• C'est donc marrant d'être devenu résolument "gonzaliste"...


    ... et d'en être arrivé à des conclusions diamétralement opposées à celles des principaux représentants du "gonzalisme" dans l'État français, les matérialistes-point-com.

    Nous en sommes en effet venus, à travers les réflexions de Gonzalo sur le fascisme, à l'idée que finalement le dualisme démocratie bourgeoise / fascisme n'existe en fait PLUS. Ni l'un ni l'autre n'existent plus (en Occident).

    À la rigueur, des mouvements à proprement parler fascistes existent là où ils relèvent la tête après s'être faits défoncer et fermer leurs sales gueules par les communistes (devenus certes ensuite révisionnistes) pendant 45 ans : en Europe de l'Est. Ou dans un pays encore économiquement arriéré comme la Grèce.

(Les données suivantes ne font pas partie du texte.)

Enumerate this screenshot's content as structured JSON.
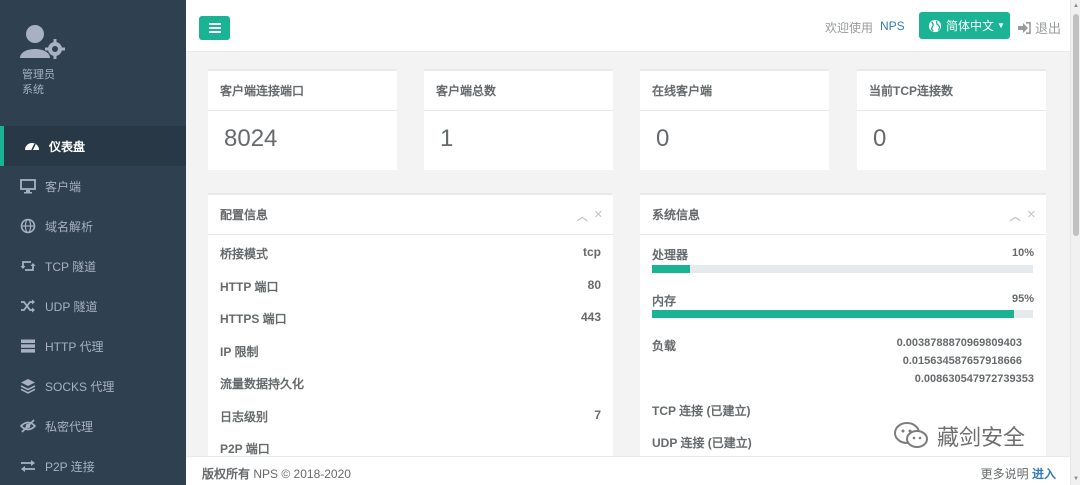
{
  "sidebar": {
    "role_line1": "管理员",
    "role_line2": "系统",
    "items": [
      {
        "label": "仪表盘",
        "icon": "dashboard-icon"
      },
      {
        "label": "客户端",
        "icon": "desktop-icon"
      },
      {
        "label": "域名解析",
        "icon": "globe-icon"
      },
      {
        "label": "TCP 隧道",
        "icon": "retweet-icon"
      },
      {
        "label": "UDP 隧道",
        "icon": "random-icon"
      },
      {
        "label": "HTTP 代理",
        "icon": "server-icon"
      },
      {
        "label": "SOCKS 代理",
        "icon": "layers-icon"
      },
      {
        "label": "私密代理",
        "icon": "eye-slash-icon"
      },
      {
        "label": "P2P 连接",
        "icon": "exchange-icon"
      }
    ]
  },
  "topbar": {
    "welcome": "欢迎使用",
    "brand": "NPS",
    "language": "简体中文",
    "logout": "退出"
  },
  "stats": [
    {
      "title": "客户端连接端口",
      "value": "8024"
    },
    {
      "title": "客户端总数",
      "value": "1"
    },
    {
      "title": "在线客户端",
      "value": "0"
    },
    {
      "title": "当前TCP连接数",
      "value": "0"
    }
  ],
  "config": {
    "title": "配置信息",
    "rows": [
      {
        "label": "桥接模式",
        "value": "tcp"
      },
      {
        "label": "HTTP 端口",
        "value": "80"
      },
      {
        "label": "HTTPS 端口",
        "value": "443"
      },
      {
        "label": "IP 限制",
        "value": ""
      },
      {
        "label": "流量数据持久化",
        "value": ""
      },
      {
        "label": "日志级别",
        "value": "7"
      },
      {
        "label": "P2P 端口",
        "value": ""
      }
    ]
  },
  "system": {
    "title": "系统信息",
    "cpu_label": "处理器",
    "cpu_pct": "10%",
    "cpu_fraction": 0.1,
    "mem_label": "内存",
    "mem_pct": "95%",
    "mem_fraction": 0.95,
    "load_label": "负载",
    "load_values": [
      "0.0038788870969809403",
      "0.015634587657918666",
      "0.008630547972739353"
    ],
    "tcp_label": "TCP 连接 (已建立)",
    "udp_label": "UDP 连接 (已建立)"
  },
  "footer": {
    "copyright_bold": "版权所有",
    "copyright_rest": "NPS © 2018-2020",
    "more_text": "更多说明",
    "more_link": "进入"
  },
  "watermark": "藏剑安全",
  "colors": {
    "sidebar": "#2f4050",
    "accent": "#1ab394",
    "link": "#337ab7"
  }
}
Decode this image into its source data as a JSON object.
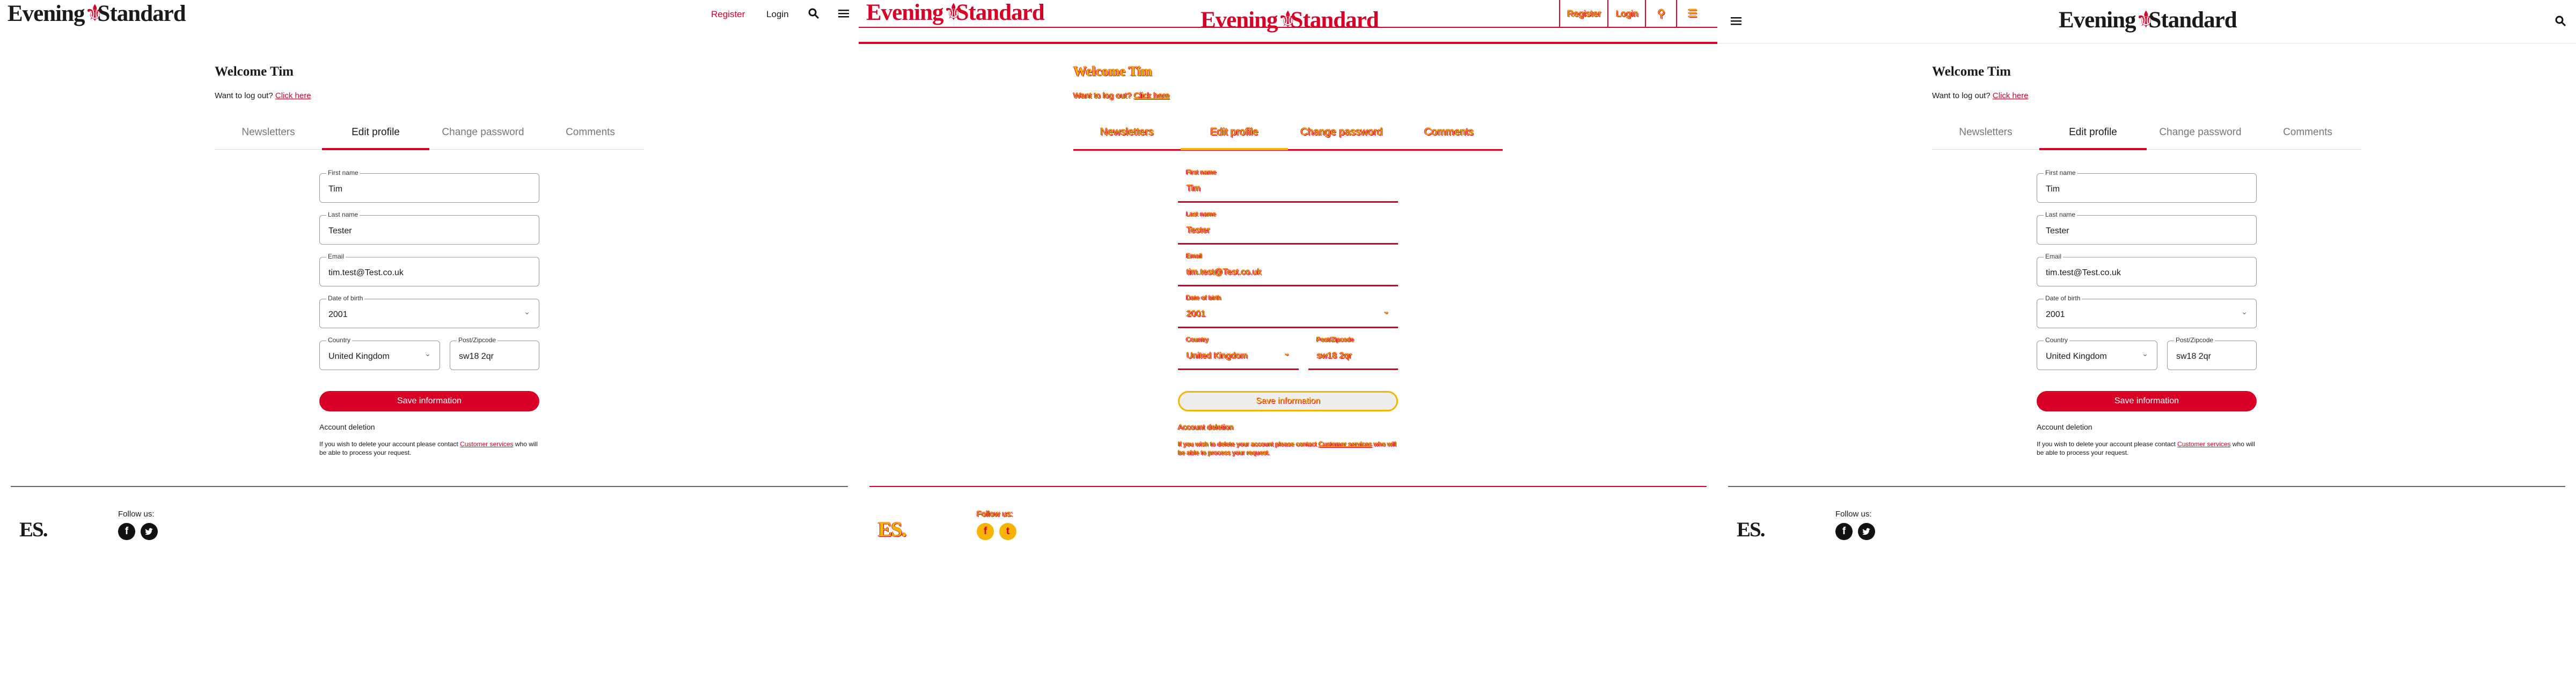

    Mais nos sociétés occidentales sont passées en quelque sorte à travers la "lessiveuse" de l'ère des fascismes (des années 1920 aux années 1970 au plus tard), puis de la Guerre froide avec le fascisme en arrière-plan (réseau Gladio etc.), pour déboucher à l'époque qui est la nôtre sur un dispositif total de contre-révolution préventive qui ne nécessite plus d'être modernisé radicalement par un fascisme "révolutionnaire". Si un "tour de vis" répressif est nécessaire, il sera tranquillement effectué par l’État sans besoin d'un changement spectaculaire de régime.

    Et il est même possible de dire que ce dispositif... une grande partie de la "gauche radicale" en FAIT PARTIE. Une grande partie de la "gauche radicale" n'est pas, ce n'est pas exactement le propos, "l'ennemi principal" (qui stratégiquement, à long terme, est la bourgeoisie impérialiste, qui ne s'embarrassera plus d'apparences "de gauche" lorsque confrontée à un véritable mouvement révolutionnaire), mais disons le premier (car le plus proche) "anneau de fer" qui empêche l'éclosion d'un mouvement révolutionnaire véritable (armé d'une Pensée totale pour comprendre et donc abattre le système), et qu'il faut donc briser.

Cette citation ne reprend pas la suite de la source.